We should either remove the check for non-characters from utf8proc or 
disallow non-characters in the rest of Lucy. I'm fine with either solution.

> +        if ((code_point&  0xFFFF) == 0xFFEF

This should check for 0xFFFE.

Nick

Re: [lucy-dev] utf8proc, control chars and non-character code points

Posted by "David E. Wheeler" <da...@kineticode.com>.
On Dec 14, 2011, at 2:18 AM, Peter Karman wrote:

> Swish3 uses \003 control character as an internal field delimiter so passing
> that through is pretty vital.
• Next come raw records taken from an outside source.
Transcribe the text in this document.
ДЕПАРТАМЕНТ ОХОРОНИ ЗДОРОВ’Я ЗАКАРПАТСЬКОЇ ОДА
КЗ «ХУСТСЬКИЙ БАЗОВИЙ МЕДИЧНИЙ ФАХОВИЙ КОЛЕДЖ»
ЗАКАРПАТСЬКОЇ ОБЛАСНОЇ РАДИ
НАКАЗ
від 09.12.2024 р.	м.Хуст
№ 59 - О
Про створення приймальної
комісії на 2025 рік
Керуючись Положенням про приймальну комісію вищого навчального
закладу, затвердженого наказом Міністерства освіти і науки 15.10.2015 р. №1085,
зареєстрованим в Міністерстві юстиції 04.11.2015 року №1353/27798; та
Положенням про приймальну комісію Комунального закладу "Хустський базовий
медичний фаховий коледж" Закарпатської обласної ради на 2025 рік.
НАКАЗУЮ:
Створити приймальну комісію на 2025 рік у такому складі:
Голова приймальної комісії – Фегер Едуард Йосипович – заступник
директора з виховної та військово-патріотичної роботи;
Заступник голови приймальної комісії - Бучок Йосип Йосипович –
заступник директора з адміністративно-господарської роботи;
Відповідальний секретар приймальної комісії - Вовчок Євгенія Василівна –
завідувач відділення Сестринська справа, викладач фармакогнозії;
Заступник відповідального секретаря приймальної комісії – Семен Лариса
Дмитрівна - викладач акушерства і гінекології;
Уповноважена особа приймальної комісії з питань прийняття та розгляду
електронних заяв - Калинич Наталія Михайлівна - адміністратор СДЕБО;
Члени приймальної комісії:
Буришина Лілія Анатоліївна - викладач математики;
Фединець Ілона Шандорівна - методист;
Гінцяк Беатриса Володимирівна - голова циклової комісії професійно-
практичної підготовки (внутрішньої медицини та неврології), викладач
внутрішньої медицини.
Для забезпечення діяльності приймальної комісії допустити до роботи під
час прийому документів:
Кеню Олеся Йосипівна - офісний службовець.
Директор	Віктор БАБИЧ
Are you saying that utf8proc chokes on that valid
> UTF-8 sequence?

I do the same thing to index lists of things on Lucy in PGXN:

  https://github.com/pgxn/pgxn-api/blob/master/lib/PGXN/API/Indexer.pm#L77

Best,

David


Re: [lucy-dev] utf8proc, control chars and non-character code points

Posted by Peter Karman <pe...@peknet.com>.
Marvin Humphrey wrote on 12/13/11 6:28 PM:
> Greets,
> 
> I just committed a test to trunk which verifies that utf8proc's normalization
> works properly, in that normalizing a second time is a no-op.  However, I had
> to disable the test because utf8proc chokes when fed strings which contain
> either control characters or non-character code points.
> 
>     http://svn.apache.org/viewvc?view=revision&revision=1213996
> 
> The test uses random UTF-8 data, generated by TestUtils_random_string().  With
> the hack below my sig, the test passes.
> 
> Strings which contain control characters are valid UTF-8, as are strings which
> contain noncharacters.  Noncharacters are not supposed to be used for
> interchange, but Lucy is a library, not an application, and thus should pass
> noncharacters cleanly.
> 
>     http://en.wikipedia.org/wiki/Mapping_of_Unicode_characters#Noncharacters
> 
> Looking at the code for Lucy::Analysis::Normalizer, it seems that if utf8proc
> reports an error, we simply leave the token alone.  That seems appropriate in
> the case of malformed UTF-8, but I question whether it is appropriate for
> valid UTF-8 sequences containing control characters or non-character code
> points.


Swish3 uses \003 control character as an internal field delimiter so passing
that through is pretty vital. Are you saying that utf8proc chokes on that valid
UTF-8 sequence?



> 
> Index: core/Lucy/Test/TestUtils.c
> ===================================================================
> --- core/Lucy/Test/TestUtils.c  (revision 1213967)
> +++ core/Lucy/Test/TestUtils.c  (working copy)
> @@ -17,6 +17,7 @@
>  #define C_LUCY_TESTUTILS
>  #include "Lucy/Util/ToolSet.h"
>  #include <string.h>
> +#include <ctype.h>
>  
>  #include "Lucy/Test/TestUtils.h"
>  #include "Lucy/Test.h"
> @@ -106,6 +107,15 @@
>          if (code_point > 0xD7FF && code_point < 0xE000) {
>              continue; // UTF-16 surrogate.
>          }
> +        if (iscntrl(code_point)) {
> +            continue;
> +        }
> +        if ((code_point & 0xFFFF) == 0xFFEF
> +            || (code_point & 0xFFFF) == 0xFFFF
> +            || (code_point >= 0xFDD0 && code_point <= 0xFDEF)
> +           ) {
> +            continue; // Unicode non-character code point.
> +        }
>          break;
>      }
>      return code_point;
> 
> 


-- 
Peter Karman  .  http://peknet.com/  .  peter@peknet.com